Until now, the process by which a million cubic kilometres of salt accumulated in the Mediterranean basin over such a short period of time remained unknown. Thanks to analysis of the chlorine isotopes³ contained in salt extracted from the Mediterranean seabed, scientists have been able to identify the two phases of this extreme evaporation event. During the first phase, lasting approximately 35 thousand years, salt deposition occurred only in the eastern Mediterranean, triggered by the restriction of Mediterranean outflow to the Atlantic, in an otherwise brine-filled Mediterranean basin. During the second phase, salt accumulation occurred across the entire Mediterranean, driven by a rapid (< 10 thousand years) evaporative drawdown event during which sea-level dropped 1.7-2.1 km and ~0.85 km in the eastern and western Mediterranean, respectively. As a result, the Mediterranean Basin lost up to 70% of its water volume.

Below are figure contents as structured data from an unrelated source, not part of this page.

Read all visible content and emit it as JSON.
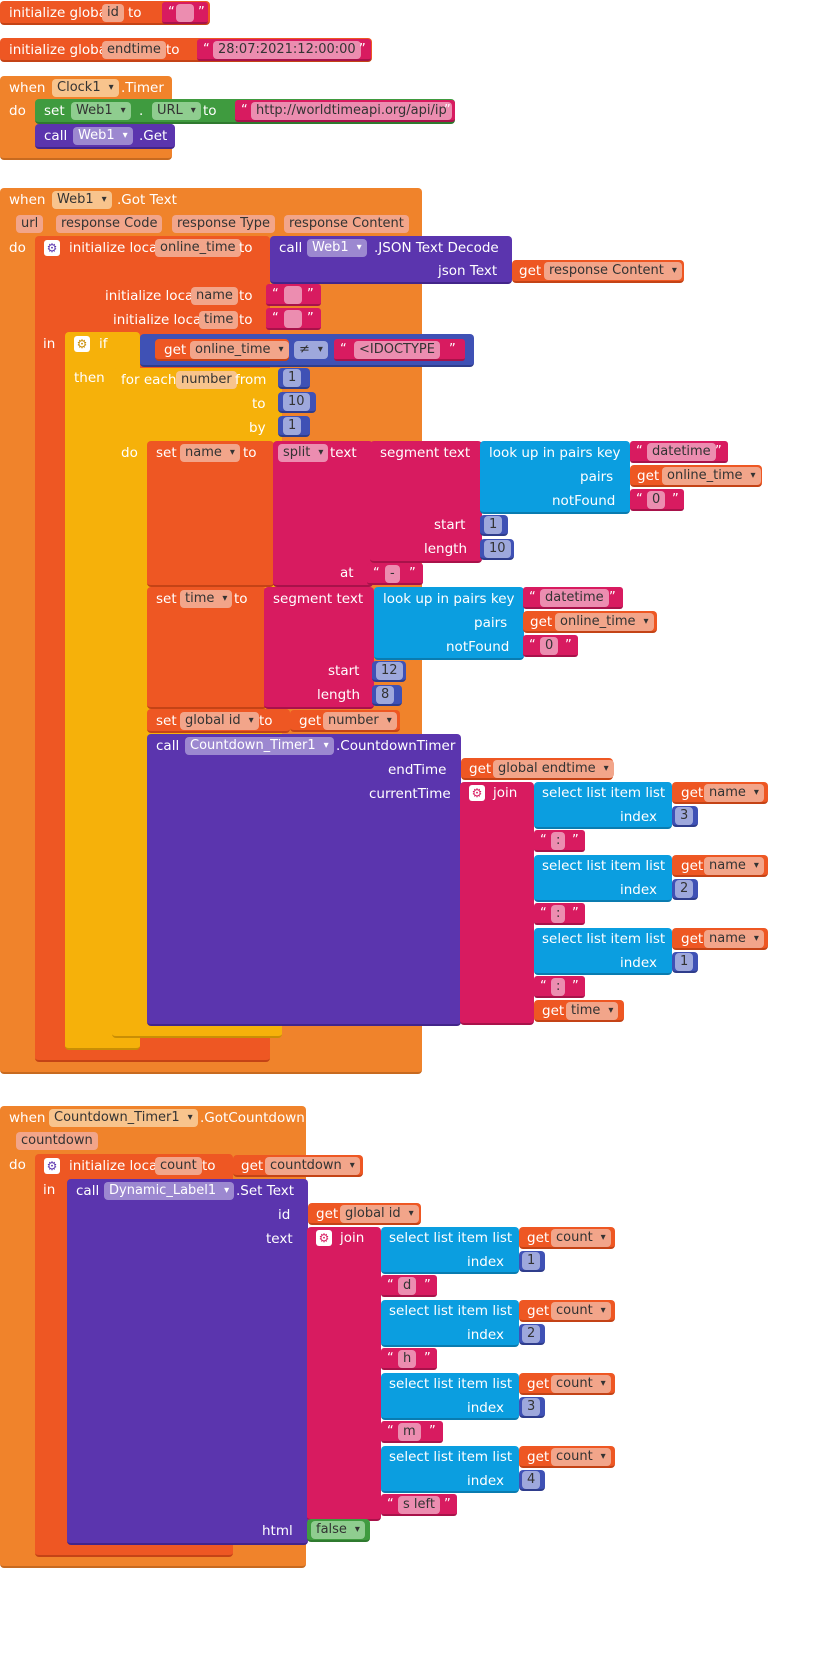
{
  "blocks": {
    "global_id": {
      "init": "initialize global",
      "name": "id",
      "to": "to",
      "value": ""
    },
    "global_endtime": {
      "init": "initialize global",
      "name": "endtime",
      "to": "to",
      "value": "28:07:2021:12:00:00"
    },
    "clock_timer": {
      "when": "when",
      "component": "Clock1",
      "event": ".Timer",
      "do": "do",
      "set": "set",
      "set_component": "Web1",
      "dot": ".",
      "set_property": "URL",
      "to": "to",
      "url_value": "http://worldtimeapi.org/api/ip",
      "call": "call",
      "call_component": "Web1",
      "call_method": ".Get"
    },
    "web_gottext": {
      "when": "when",
      "component": "Web1",
      "event": ".Got Text",
      "params": [
        "url",
        "response Code",
        "response Type",
        "response Content"
      ],
      "do": "do",
      "init_local": "initialize local",
      "var_online_time": "online_time",
      "to": "to",
      "call": "call",
      "decode_component": "Web1",
      "decode_method": ".JSON Text Decode",
      "json_text": "json Text",
      "get": "get",
      "response_content": "response Content",
      "var_name": "name",
      "var_time": "time",
      "empty": "",
      "in": "in",
      "if": "if",
      "neq": "≠",
      "doctype": "<IDOCTYPE",
      "then": "then",
      "for_each": "for each",
      "loop_var": "number",
      "from": "from",
      "from_val": "1",
      "to_val": "10",
      "by": "by",
      "by_val": "1",
      "set": "set",
      "split": "split",
      "text": "text",
      "segment_text": "segment  text",
      "lookup": "look up in pairs  key",
      "key": "datetime",
      "pairs": "pairs",
      "not_found": "notFound",
      "nf_val": "0",
      "start": "start",
      "start1": "1",
      "length": "length",
      "length1": "10",
      "at": "at",
      "dash": "-",
      "start2": "12",
      "length2": "8",
      "set_global_id": "global id",
      "countdown_component": "Countdown_Timer1",
      "countdown_method": ".CountdownTimer",
      "end_time": "endTime",
      "global_endtime": "global endtime",
      "current_time": "currentTime",
      "join": "join",
      "select_item": "select list item  list",
      "index": "index",
      "idx3": "3",
      "idx2": "2",
      "idx1": "1",
      "colon": ":"
    },
    "got_countdown": {
      "when": "when",
      "component": "Countdown_Timer1",
      "event": ".GotCountdown",
      "param": "countdown",
      "do": "do",
      "init_local": "initialize local",
      "var_count": "count",
      "to": "to",
      "get": "get",
      "in": "in",
      "call": "call",
      "label_component": "Dynamic_Label1",
      "set_text": ".Set Text",
      "id": "id",
      "global_id": "global id",
      "text": "text",
      "join": "join",
      "select_item": "select list item  list",
      "index": "index",
      "i1": "1",
      "i2": "2",
      "i3": "3",
      "i4": "4",
      "d": "d",
      "h": "h",
      "m": "m",
      "s_left": "s left",
      "html": "html",
      "false": "false"
    }
  }
}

This spectacular fall in sea level is thought to have had consequences for both terrestrial fauna and the Mediterranean landscape -- triggering localised volcanic eruptions due to unloading of Earth's crust, as well as generating global climatic effects due to the huge depression caused by the sea-level drawdown.

These results, published in Nature Communications on November 18, provide a better understanding of past extreme geological phenomena, the evolution of the Mediterranean region and successive global repercussions.

This work was supported by the European Union and the CNRS.

Notes :

1. From the French research institute Institut de physique du globe de Paris (CNRS/Université Paris Cité/Institut de physique du globe de Paris).
2. This exceptional event covered the floor of the Mediterranean Sea with a layer of salt up to 3 km thick. Understanding the causes, consequences and environmental changes undergone by the Mediterranean region in response to the Messinian Salinity Crisis is a challenge that has mobilised the scientific community for decades.
3. Analysis of the two stable chlorine isotopes (³⁷Cl and ³⁵Cl) made it possible to estimate the rate of salt accumulation and detect the drop in sea level.